Operating profit dropped to £567.9m from £653.3m, which the company put down to the new price controls - imposed by regulator Ofwat - as well as an increase in spending on infrastructure renewal.

The company increased the total dividend for the year to 38.45p per share, compared with 37.7p per share last year.

United Utilities also said it had accelerated its investment plan, with £799m invested over 2015/2016 - the group is aiming to spend around £3.5bn between 2015 and 2020.

Why it's interesting

Unitied Utilities issued a disappointing set of numbers at the half year point, blaming Ofwat's price controls for a drop in revenue and profit. In the full year however, the company says it has avoided feeling too much pain from the watchdog's new rules, and said its progress during the first 12 months of the new regulatory regime gives it confidence in the group's ability to deliver on targets.

And David Cheetham, Market Analyst at XTB.com said that despite a nine per cent drop in profit, when taken in consideration with an increase in the dividend payment "the overall picture becomes more favourable".

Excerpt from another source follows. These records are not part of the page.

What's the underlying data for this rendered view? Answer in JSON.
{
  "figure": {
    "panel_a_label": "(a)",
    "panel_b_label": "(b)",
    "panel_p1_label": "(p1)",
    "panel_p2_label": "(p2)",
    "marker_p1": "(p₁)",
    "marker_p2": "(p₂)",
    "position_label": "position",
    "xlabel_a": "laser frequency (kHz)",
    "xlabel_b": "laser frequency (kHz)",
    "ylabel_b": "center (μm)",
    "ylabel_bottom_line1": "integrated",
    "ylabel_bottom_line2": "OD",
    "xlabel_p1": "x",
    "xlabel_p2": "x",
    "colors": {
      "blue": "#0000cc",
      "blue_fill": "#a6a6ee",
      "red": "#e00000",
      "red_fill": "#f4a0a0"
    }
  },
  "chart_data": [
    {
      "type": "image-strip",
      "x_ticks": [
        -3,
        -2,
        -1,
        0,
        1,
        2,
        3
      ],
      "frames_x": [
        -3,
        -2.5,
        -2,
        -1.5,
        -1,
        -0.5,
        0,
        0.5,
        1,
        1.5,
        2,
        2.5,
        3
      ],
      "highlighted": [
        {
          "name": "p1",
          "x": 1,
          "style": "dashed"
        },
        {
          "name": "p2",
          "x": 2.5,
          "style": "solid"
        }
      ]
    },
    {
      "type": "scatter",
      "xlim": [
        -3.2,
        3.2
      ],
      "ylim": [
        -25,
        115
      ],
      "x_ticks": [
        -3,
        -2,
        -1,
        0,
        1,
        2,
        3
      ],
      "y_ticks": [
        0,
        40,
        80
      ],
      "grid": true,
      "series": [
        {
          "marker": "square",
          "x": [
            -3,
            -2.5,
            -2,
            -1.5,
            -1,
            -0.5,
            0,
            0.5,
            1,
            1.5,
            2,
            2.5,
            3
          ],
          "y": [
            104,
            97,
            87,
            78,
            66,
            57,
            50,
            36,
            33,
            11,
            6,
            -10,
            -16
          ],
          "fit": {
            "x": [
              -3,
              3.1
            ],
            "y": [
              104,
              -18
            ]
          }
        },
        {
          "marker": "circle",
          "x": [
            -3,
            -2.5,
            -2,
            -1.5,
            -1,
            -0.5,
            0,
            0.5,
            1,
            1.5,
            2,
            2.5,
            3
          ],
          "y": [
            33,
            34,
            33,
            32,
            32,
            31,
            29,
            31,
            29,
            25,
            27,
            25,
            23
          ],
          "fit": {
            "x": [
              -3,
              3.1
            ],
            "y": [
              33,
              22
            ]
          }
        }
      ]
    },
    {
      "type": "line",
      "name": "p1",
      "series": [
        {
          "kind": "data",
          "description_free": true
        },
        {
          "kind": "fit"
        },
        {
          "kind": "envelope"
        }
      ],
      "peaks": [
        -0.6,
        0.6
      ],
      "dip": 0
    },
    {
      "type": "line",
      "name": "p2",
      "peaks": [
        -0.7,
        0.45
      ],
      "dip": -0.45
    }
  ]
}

"Arguably dividends are of even greater significance for investors in utilities than other sectors, and the decision to raise them despite the slump in profits will likely placate any shareholders that are less than satisfied with the drop in the water company's bottom line," said Cheetham.

What United Utilities said

Steve Mogford, chief executive, said:

Our progress over this first year of the new regulatory period shows we are well placed to deliver further value for customers, shareholders and the environment, underpinned by a robust capital structure and good credit ratings.

In short

United Utilities is keen to prove itself in the new regulatory environment, and has no problem splashing the cash in order to do so.